We did get a good idea what it looked like, though, when we ended up for the debrief over at the TACTS (Tactical Air Combat Training System) building. We got the replay to stop at that moment, and looked at this A-4 about hundred feet or two in front of us heading nose high, appearing without any warning, with us pulling around and boresighting him for a few seconds.

Navy Jets Collide in Northern Nevada; 1 Pilot Missing

Friday , June 13, 2008

FALLON, Nev. — A pilot was missing after two U.S. Navy jets flying a routine training mission collided Friday over northern Nevada’s high desert about 50 miles east of the Fallon Naval Air Station.Two pilots safely ejected from an F-5 Tiger and were rescued, but the pilot of an F/A-18C Hornet was missing, said Zip Upham, public affairs officer for the base.

The two aircraft collided about noon Friday near the town of Middlegate, some 110 miles east of Reno, Upham said.

The cause of the crash was under investigation, he said.

The pilots in the two-seater F-5 Tiger ejected and were picked up by a helicopter crew from the Fallon Naval Air Station. The helicopter arrived on the crash scene at 12:25 p.m. Those pilots were being transported back to the air base, Upham said.

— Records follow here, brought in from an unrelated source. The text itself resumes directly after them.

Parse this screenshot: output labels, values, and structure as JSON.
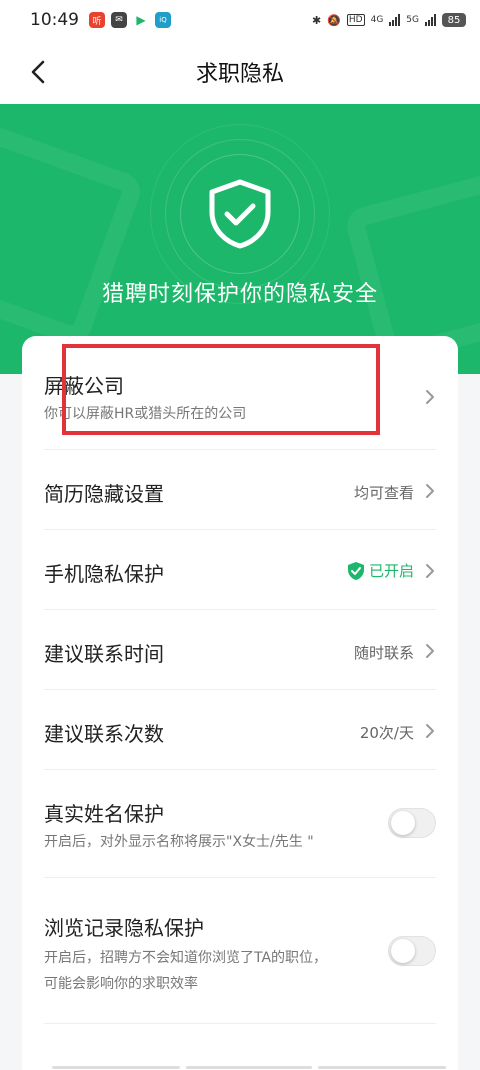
{
  "status_bar": {
    "time": "10:49",
    "network_4g": "4G",
    "network_5g": "5G",
    "hd": "HD",
    "battery": "85"
  },
  "nav": {
    "title": "求职隐私"
  },
  "hero": {
    "title": "猎聘时刻保护你的隐私安全",
    "bg_color": "#1cb76a"
  },
  "settings": {
    "block_company": {
      "title": "屏蔽公司",
      "subtitle": "你可以屏蔽HR或猎头所在的公司"
    },
    "resume_hide": {
      "title": "简历隐藏设置",
      "value": "均可查看"
    },
    "phone_privacy": {
      "title": "手机隐私保护",
      "value": "已开启"
    },
    "contact_time": {
      "title": "建议联系时间",
      "value": "随时联系"
    },
    "contact_count": {
      "title": "建议联系次数",
      "value": "20次/天"
    },
    "real_name": {
      "title": "真实姓名保护",
      "subtitle": "开启后，对外显示名称将展示\"X女士/先生 \"",
      "enabled": false
    },
    "browse_history": {
      "title": "浏览记录隐私保护",
      "subtitle_line1": "开启后，招聘方不会知道你浏览了TA的职位，",
      "subtitle_line2": "可能会影响你的求职效率",
      "enabled": false
    }
  },
  "colors": {
    "accent": "#1cb76a",
    "annotation": "#e2333a"
  }
}
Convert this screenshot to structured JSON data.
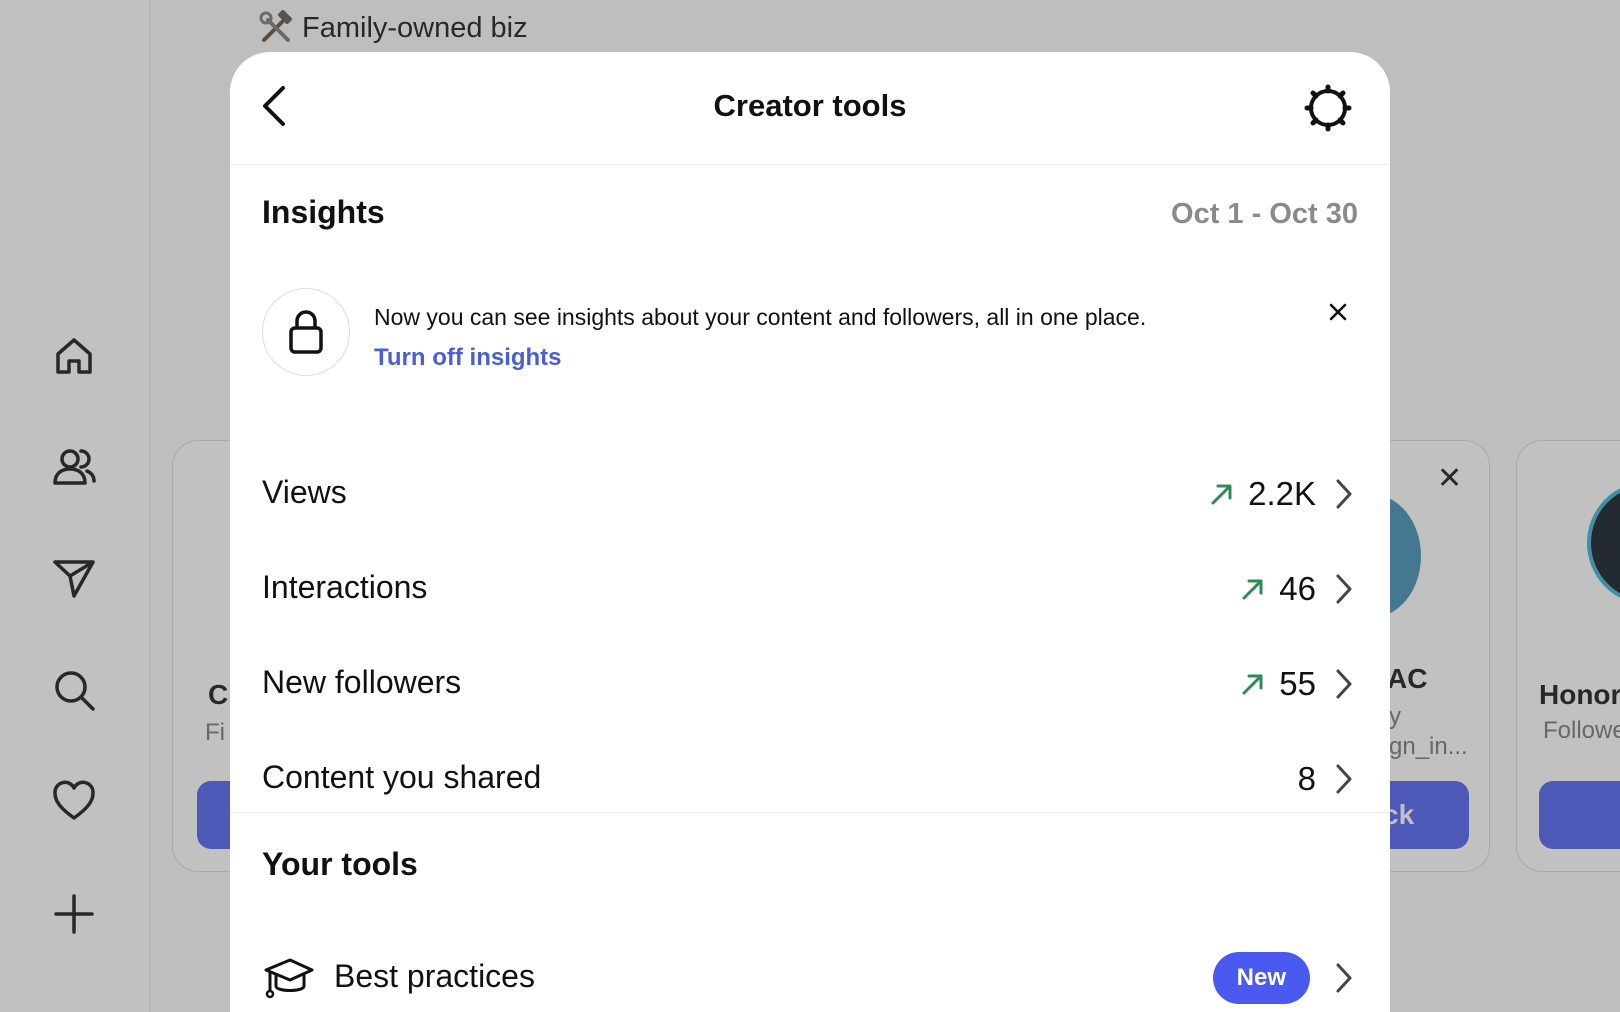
{
  "background": {
    "bio_line": "Family-owned biz",
    "cards": [
      {
        "name": "C",
        "sub": "Fi"
      },
      {
        "name": "AC",
        "sub_1": "y",
        "sub_2": "gn_in...",
        "button": "ck"
      },
      {
        "name": "Honor",
        "sub": "Followe"
      }
    ]
  },
  "modal": {
    "title": "Creator tools",
    "insights": {
      "heading": "Insights",
      "date_range": "Oct 1 - Oct 30",
      "banner": {
        "text": "Now you can see insights about your content and followers, all in one place.",
        "link": "Turn off insights"
      },
      "metrics": [
        {
          "label": "Views",
          "value": "2.2K",
          "trend": "up"
        },
        {
          "label": "Interactions",
          "value": "46",
          "trend": "up"
        },
        {
          "label": "New followers",
          "value": "55",
          "trend": "up"
        },
        {
          "label": "Content you shared",
          "value": "8",
          "trend": "none"
        }
      ]
    },
    "tools": {
      "heading": "Your tools",
      "items": [
        {
          "label": "Best practices",
          "badge": "New",
          "icon": "graduation-cap-icon"
        }
      ]
    }
  },
  "colors": {
    "accent": "#4a5af0",
    "link": "#4b5fd0",
    "trend_up": "#2e8b57",
    "muted": "#8a8a8a"
  }
}
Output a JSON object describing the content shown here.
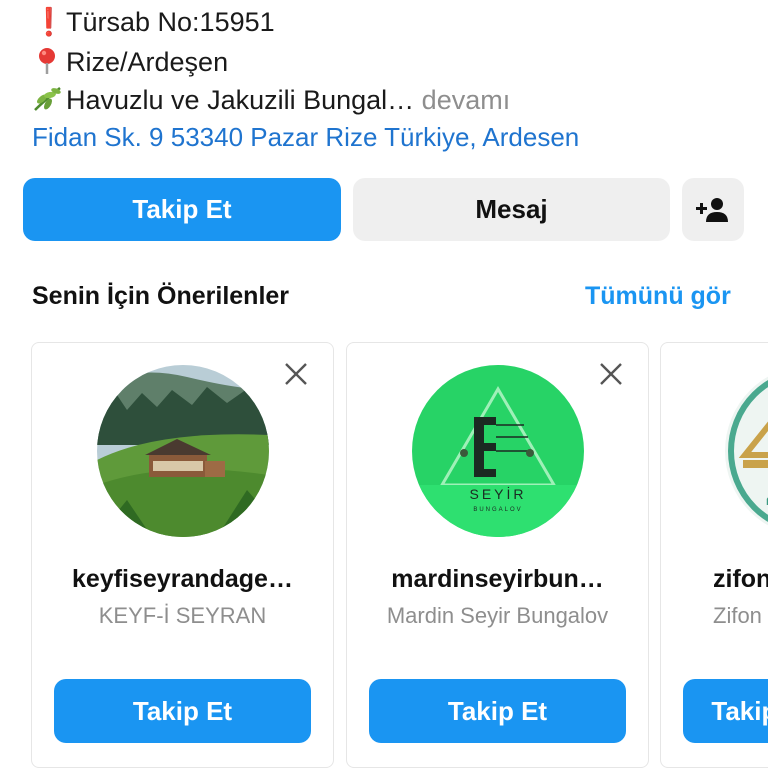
{
  "bio": {
    "line1": {
      "icon": "exclamation-icon",
      "icon_glyph": "❗",
      "text": "Türsab No:15951"
    },
    "line2": {
      "icon": "pin-icon",
      "icon_glyph": "📍",
      "text": "Rize/Ardeşen"
    },
    "line3": {
      "icon": "herb-icon",
      "icon_glyph": "🌿",
      "text": "Havuzlu ve Jakuzili Bungal…",
      "more": " devamı"
    },
    "address": "Fidan Sk. 9 53340 Pazar Rize Türkiye, Ardesen"
  },
  "actions": {
    "follow_label": "Takip Et",
    "message_label": "Mesaj",
    "add_person_icon": "add-person-icon"
  },
  "suggestions": {
    "title": "Senin İçin Önerilenler",
    "see_all": "Tümünü gör",
    "cards": [
      {
        "username": "keyfiseyrandage…",
        "full_name": "KEYF-İ SEYRAN",
        "follow_label": "Takip Et"
      },
      {
        "username": "mardinseyirbun…",
        "full_name": "Mardin Seyir Bungalov",
        "follow_label": "Takip Et",
        "logo_text": "SEYİR",
        "logo_sub": "BUNGALOV"
      },
      {
        "username": "zifon",
        "full_name": "Zifon",
        "follow_label": "Takip Et"
      }
    ]
  },
  "colors": {
    "accent": "#1a95f2",
    "link": "#1f74cf",
    "secondary_button": "#efefef",
    "muted_text": "#8e8e8e"
  }
}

“The location and status of the F/A pilot remains unknown,” he said in a statement.

No other information was immediately available.

Naval Air Station, Fallon, about 60 miles east of Reno, is home to the Navy’s elite Strike and Air Warfare Center. The center was formed in 1996 with the consolidation of the Navy fighter Weapons School known as “Top Gun” and the Carrier Airborne Early Warning Weapons School, or “Top Dome.”